Some questions on respiratory and vascular physiology and on immunology can now be revisited. Nature seems to have taken care to put long stretches of positively charged amino acids into hormone-like signaling molecules, like chemokines and cytokines. The function of their cationicity (and specific hydration) was attributed to the requirement that such molecules interact with negatively charged regions of the cell surface, particularly its sulfate-rich glycocalyx. That is a tautology. But an explicit reason associated with nanobubbles can be adduced. The cationic polymer–anionic heparin sulfate complex residues in the eGC would collapse the ESL (Manchanda et al., 2018). The repulsive electrostatic interactions due to the heparin across the (electrolyte-free) nanobubbles that, with the opposing attractive ionic fluctuation forces that stabilize them, are switched off. Therefore, the positive charge matters as long suspected, but not in the way long supposed: in the assumed aqueous system, screening of the charges occurs due to ions, but in the gas eGC/ESL system we propose, the positive charges would definitely collapse the whole system.

It seems that nanobubbles of oxygen, nitrogen and carbon dioxide play a so far previously hidden and complementary role in transport and delivery that is excluded from the conventional canon. It is conceivable that the ESL is part of a connected extension of the lungs like the lymphatic system that we have not previously recognized. The sizes of the compartments in the lungs are around 40 nm, same more or less as those seen in EM images of ESL (20–40 nm) (Reitsma et al., 2007). In this scenario, as is usual in physiology, nitrogen, 80% of atmospheric gas taken in is the odd man out. The arguments above would imply that it too forms nanobubbles, not just a molecular solution, but a mixture with oxygen and they would be a part of the action. The solubility of nitrogen in fact is five times that of oxygen, the connection to the problem of the ‘bends’ (Craig et al., 1993a, 1993b, Arieli, 2015; Arieli, 2017).

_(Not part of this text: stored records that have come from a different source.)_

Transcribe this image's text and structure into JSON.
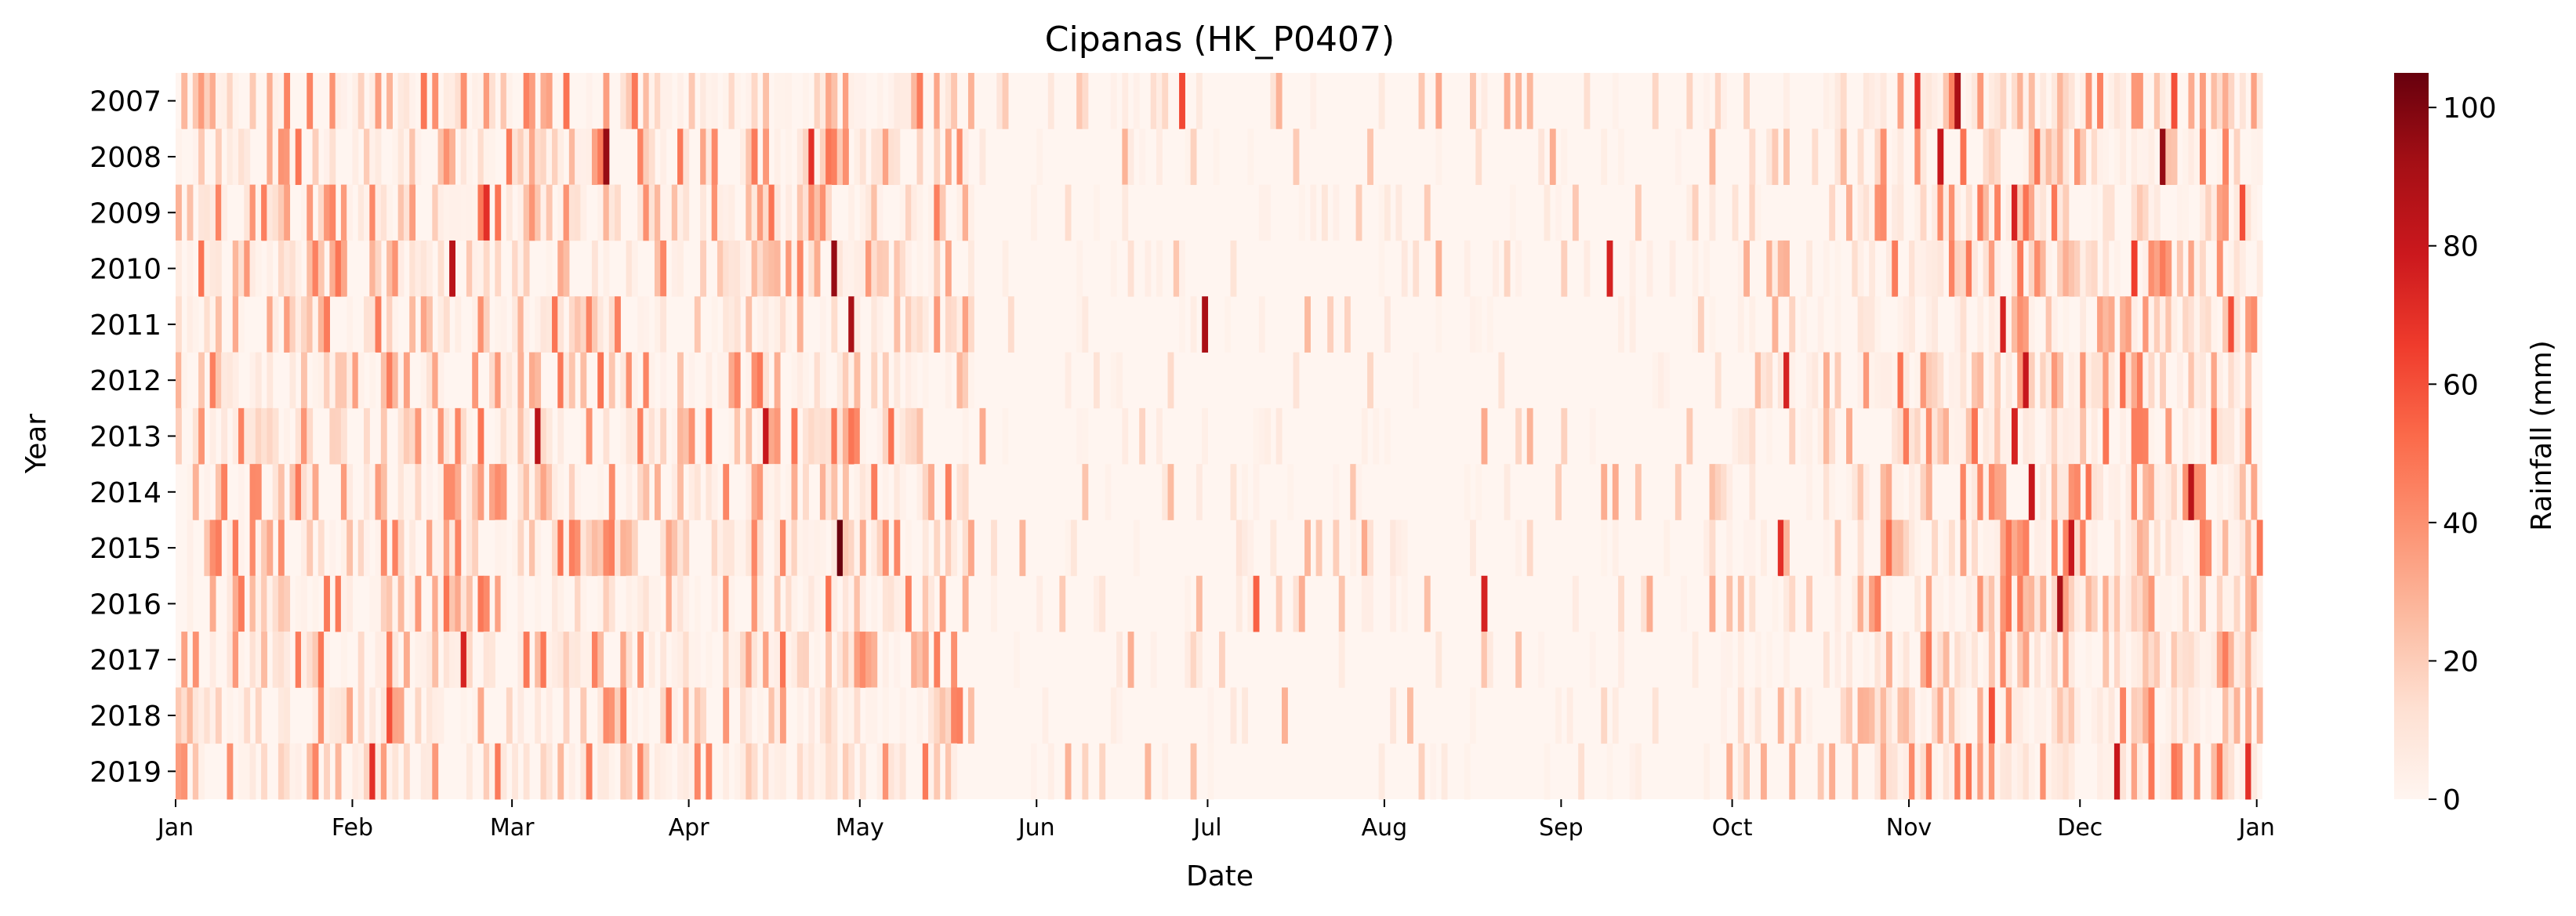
{
  "chart_data": {
    "type": "heatmap",
    "title": "Cipanas (HK_P0407)",
    "xlabel": "Date",
    "ylabel": "Year",
    "colorbar_label": "Rainfall (mm)",
    "colormap": "Reds",
    "color_range": [
      0,
      105
    ],
    "colorbar_ticks": [
      "0",
      "20",
      "40",
      "60",
      "80",
      "100"
    ],
    "colorbar_tick_values": [
      0,
      20,
      40,
      60,
      80,
      100
    ],
    "x_ticks": [
      "Jan",
      "Feb",
      "Mar",
      "Apr",
      "May",
      "Jun",
      "Jul",
      "Aug",
      "Sep",
      "Oct",
      "Nov",
      "Dec",
      "Jan"
    ],
    "x_tick_days": [
      0,
      31,
      59,
      90,
      120,
      151,
      181,
      212,
      243,
      273,
      304,
      334,
      365
    ],
    "days_per_row": 366,
    "years": [
      "2007",
      "2008",
      "2009",
      "2010",
      "2011",
      "2012",
      "2013",
      "2014",
      "2015",
      "2016",
      "2017",
      "2018",
      "2019"
    ],
    "highlight_cells": [
      {
        "year": "2007",
        "date": "Jun 26",
        "value": 62
      },
      {
        "year": "2007",
        "date": "Nov 2",
        "value": 70
      },
      {
        "year": "2007",
        "date": "Nov 9",
        "value": 90
      },
      {
        "year": "2007",
        "date": "Dec 17",
        "value": 60
      },
      {
        "year": "2008",
        "date": "Mar 17",
        "value": 95
      },
      {
        "year": "2008",
        "date": "Apr 22",
        "value": 70
      },
      {
        "year": "2008",
        "date": "Nov 6",
        "value": 80
      },
      {
        "year": "2008",
        "date": "Dec 15",
        "value": 95
      },
      {
        "year": "2009",
        "date": "Feb 24",
        "value": 70
      },
      {
        "year": "2009",
        "date": "Nov 19",
        "value": 75
      },
      {
        "year": "2009",
        "date": "Dec 29",
        "value": 60
      },
      {
        "year": "2010",
        "date": "Feb 18",
        "value": 85
      },
      {
        "year": "2010",
        "date": "Apr 26",
        "value": 95
      },
      {
        "year": "2010",
        "date": "Sep 9",
        "value": 75
      },
      {
        "year": "2010",
        "date": "Dec 10",
        "value": 65
      },
      {
        "year": "2011",
        "date": "Apr 29",
        "value": 90
      },
      {
        "year": "2011",
        "date": "Jun 30",
        "value": 90
      },
      {
        "year": "2011",
        "date": "Nov 17",
        "value": 75
      },
      {
        "year": "2011",
        "date": "Dec 27",
        "value": 60
      },
      {
        "year": "2012",
        "date": "Oct 10",
        "value": 75
      },
      {
        "year": "2012",
        "date": "Nov 21",
        "value": 80
      },
      {
        "year": "2013",
        "date": "Mar 5",
        "value": 85
      },
      {
        "year": "2013",
        "date": "Apr 14",
        "value": 80
      },
      {
        "year": "2013",
        "date": "Nov 19",
        "value": 75
      },
      {
        "year": "2014",
        "date": "Nov 22",
        "value": 80
      },
      {
        "year": "2014",
        "date": "Dec 20",
        "value": 85
      },
      {
        "year": "2015",
        "date": "Apr 27",
        "value": 104
      },
      {
        "year": "2015",
        "date": "Oct 9",
        "value": 70
      },
      {
        "year": "2015",
        "date": "Nov 29",
        "value": 80
      },
      {
        "year": "2016",
        "date": "Jul 9",
        "value": 55
      },
      {
        "year": "2016",
        "date": "Aug 18",
        "value": 75
      },
      {
        "year": "2016",
        "date": "Nov 27",
        "value": 90
      },
      {
        "year": "2017",
        "date": "Feb 20",
        "value": 75
      },
      {
        "year": "2018",
        "date": "Feb 7",
        "value": 60
      },
      {
        "year": "2018",
        "date": "Nov 15",
        "value": 60
      },
      {
        "year": "2019",
        "date": "Feb 4",
        "value": 70
      },
      {
        "year": "2019",
        "date": "Dec 7",
        "value": 80
      },
      {
        "year": "2019",
        "date": "Dec 30",
        "value": 70
      }
    ]
  }
}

The structure of the ESL has been a frustrating puzzle. A gallimaufry of enigmas all point to a continuously produced ordered foam of nanobubbles as the answer. For the ESL the remarkable phenomenon of bubble–bubble fusion inhibition at and around physiological concentration seems an obvious key.

Strong long-ranged polyelectrolyte fluctuation forces seem also to be necessary to explain other curious phenomena – jellyfish, for which the umbrella is variously estimated to be up to 99% water. An extremely dilute matrix permeated by stinging polyelectrolytes just like the ESL seems a more probable explanation. The anomalous exclusion zone at the surface of nafion, the (sulfated) fuel cell polymer, repels colloidal particles or macromolecules, just as does the ESL (Davies et al., 1973; Bunkin et al., 2018). Their shared electrochemical properties with the ESL open up promising new areas.